Using the Sendmail Reject List and Spam Filtering service
The control panel offers two options - the Sendmail Reject List and Spam Filtering service - that vary in their approach and flexibility in managing spam.
While the Sendmail Reject List enables effortless global control on spam, the Spam Filtering service allows for discretionary management of spam by the users themselves.
Email sources that you include in the Reject List are rejected by your mail server.
The Sendmail Reject List enables you to exercise global control over email messages that are relayed to the sites hosted on your server.
Rejecting spam at the server level correspondingly reduces the scale of spam filtering at the user level.
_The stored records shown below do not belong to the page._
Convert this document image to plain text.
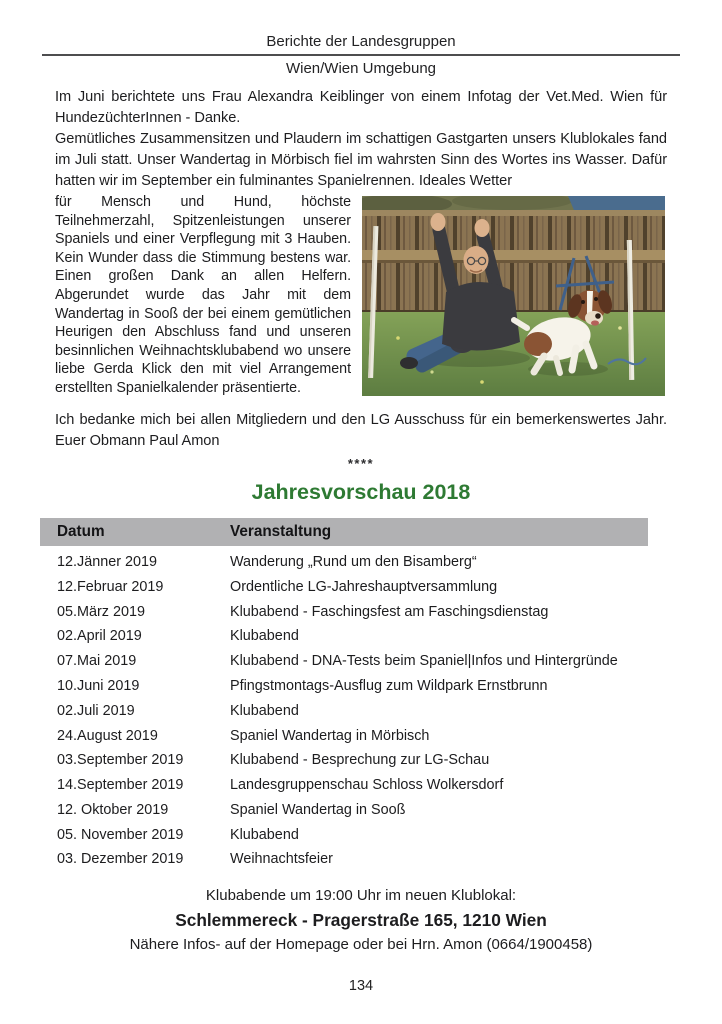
Berichte der Landesgruppen
Wien/Wien Umgebung

Im Juni berichtete uns Frau Alexandra Keiblinger von einem Infotag der Vet.Med. Wien für HundezüchterInnen - Danke.

Gemütliches Zusammensitzen und Plaudern im schattigen Gastgarten unsers Klublokales fand im Juli statt. Unser Wandertag in Mörbisch fiel im wahrsten Sinn des Wortes ins Wasser. Dafür hatten wir im September ein fulminantes Spanielrennen. Ideales Wetter

für Mensch und Hund, höchste Teilnehmerzahl, Spitzenleistungen unserer Spaniels und einer Verpflegung mit 3 Hauben. Kein Wunder dass die Stimmung bestens war. Einen großen Dank an allen Helfern. Abgerundet wurde das Jahr mit dem Wandertag in Sooß der bei einem gemütlichen Heurigen den Abschluss fand und unseren besinnlichen Weihnachtsklubabend wo unsere liebe Gerda Klick den mit viel Arrangement erstellten Spanielkalender präsentierte.

Ich bedanke mich bei allen Mitgliedern und den LG Ausschuss für ein bemerkenswertes Jahr. Euer Obmann Paul Amon

****
Jahresvorschau 2018
Datum	Veranstaltung
12.Jänner 2019	Wanderung „Rund um den Bisamberg“
12.Februar 2019	Ordentliche LG-Jahreshauptversammlung
05.März 2019	Klubabend - Faschingsfest am Faschingsdienstag
02.April 2019	Klubabend
07.Mai 2019	Klubabend - DNA-Tests beim Spaniel|Infos und Hintergründe
10.Juni 2019	Pfingstmontags-Ausflug zum Wildpark Ernstbrunn
02.Juli 2019	Klubabend
24.August 2019	Spaniel Wandertag in Mörbisch
03.September 2019	Klubabend - Besprechung zur LG-Schau
14.September 2019	Landesgruppenschau Schloss Wolkersdorf
12. Oktober 2019	Spaniel Wandertag in Sooß
05. November 2019	Klubabend
03. Dezember 2019	Weihnachtsfeier
Klubabende um 19:00 Uhr im neuen Klublokal:
Schlemmereck - Pragerstraße 165, 1210 Wien
Nähere Infos- auf der Homepage oder bei Hrn. Amon (0664/1900458)
134
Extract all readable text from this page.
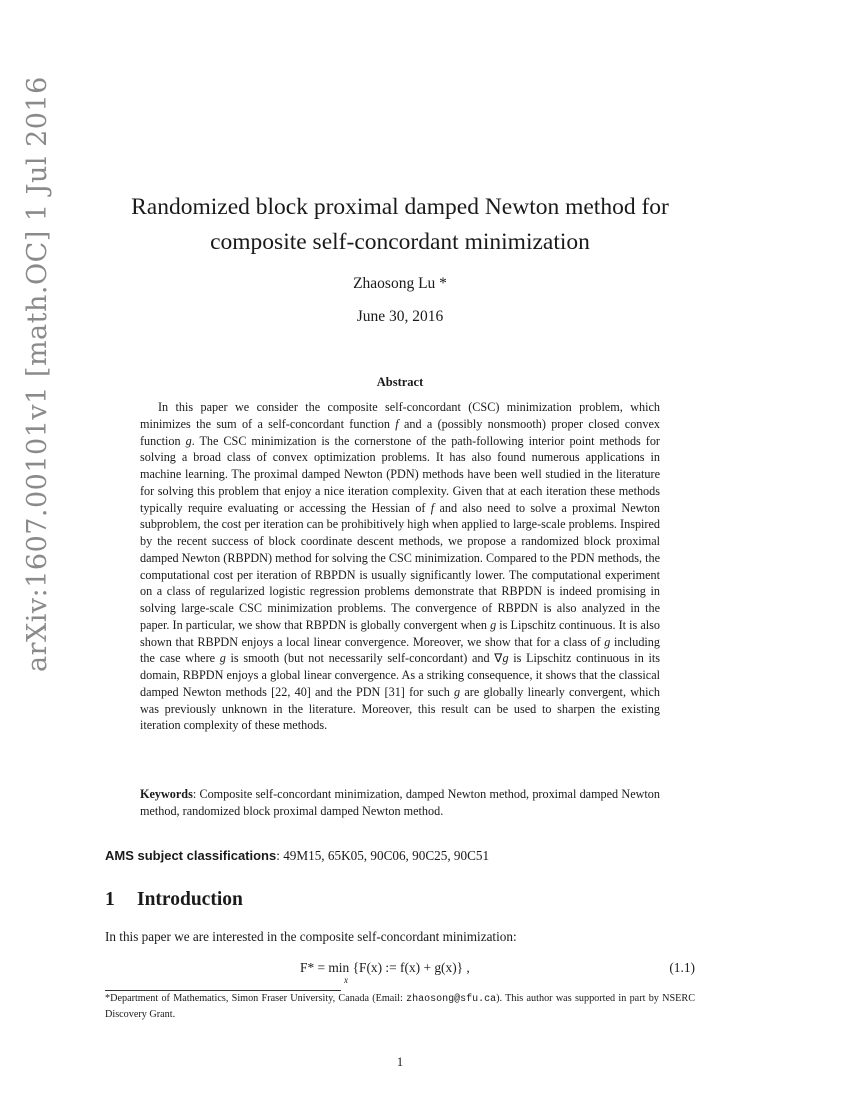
arXiv:1607.00101v1 [math.OC] 1 Jul 2016	Randomized block proximal damped Newton method for
composite self-concordant minimization
Zhaosong Lu *
June 30, 2016
Abstract

In this paper we consider the composite self-concordant (CSC) minimization problem, which minimizes the sum of a self-concordant function f and a (possibly nonsmooth) proper closed convex function g. The CSC minimization is the cornerstone of the path-following interior point methods for solving a broad class of convex optimization problems. It has also found numerous applications in machine learning. The proximal damped Newton (PDN) methods have been well studied in the literature for solving this problem that enjoy a nice iteration complexity. Given that at each iteration these methods typically require evaluating or accessing the Hessian of f and also need to solve a proximal Newton subproblem, the cost per iteration can be prohibitively high when applied to large-scale problems. Inspired by the recent success of block coordinate descent methods, we propose a randomized block proximal damped Newton (RBPDN) method for solving the CSC minimization. Compared to the PDN methods, the computational cost per iteration of RBPDN is usually significantly lower. The computational experiment on a class of regularized logistic regression problems demonstrate that RBPDN is indeed promising in solving large-scale CSC minimization problems. The convergence of RBPDN is also analyzed in the paper. In particular, we show that RBPDN is globally convergent when g is Lipschitz continuous. It is also shown that RBPDN enjoys a local linear convergence. Moreover, we show that for a class of g including the case where g is smooth (but not necessarily self-concordant) and ∇g is Lipschitz continuous in its domain, RBPDN enjoys a global linear convergence. As a striking consequence, it shows that the classical damped Newton methods [22, 40] and the PDN [31] for such g are globally linearly convergent, which was previously unknown in the literature. Moreover, this result can be used to sharpen the existing iteration complexity of these methods.

Keywords: Composite self-concordant minimization, damped Newton method, proximal damped Newton method, randomized block proximal damped Newton method.

AMS subject classifications: 49M15, 65K05, 90C06, 90C25, 90C51
1 Introduction
In this paper we are interested in the composite self-concordant minimization:
F* = min {F(x) := f(x) + g(x)} ,
x
(1.1)

*Department of Mathematics, Simon Fraser University, Canada (Email: zhaosong@sfu.ca). This author was supported in part by NSERC Discovery Grant.

1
This releases system resources that would otherwise be utilized for scanning.
Rejecting spam at the server level reduces the risk of email viruses infiltrating the network.
As the administrator of the control panel server, only you can exercise the right to control and manage spam using the Reject List. Users do not have the flexibility to access or review email messages that originate from a blacklisted source.
While the Sendmail Reject List only allows rejection of spam email messages, the Spam Filtering service allows discretionary management of spam.
When you enable spam filtering, you delegate control and management of spam filtering to the User Administrator. The spam email is accepted by the mail server and relayed to the site. Depending on the spam management options set by the User Administrator, the spam may be deleted, delivered as an attachment, or quarantined in a spam folder.
Spam management using the Spam Filtering service allows delegated management and flexibility in controlling spam. The User Administrator can review the email messages and choose to delete spam email messages, have them delivered as an attachment, or quarantine them in a spam folder.
Filtering at the user level introduces security risks posed by email viruses.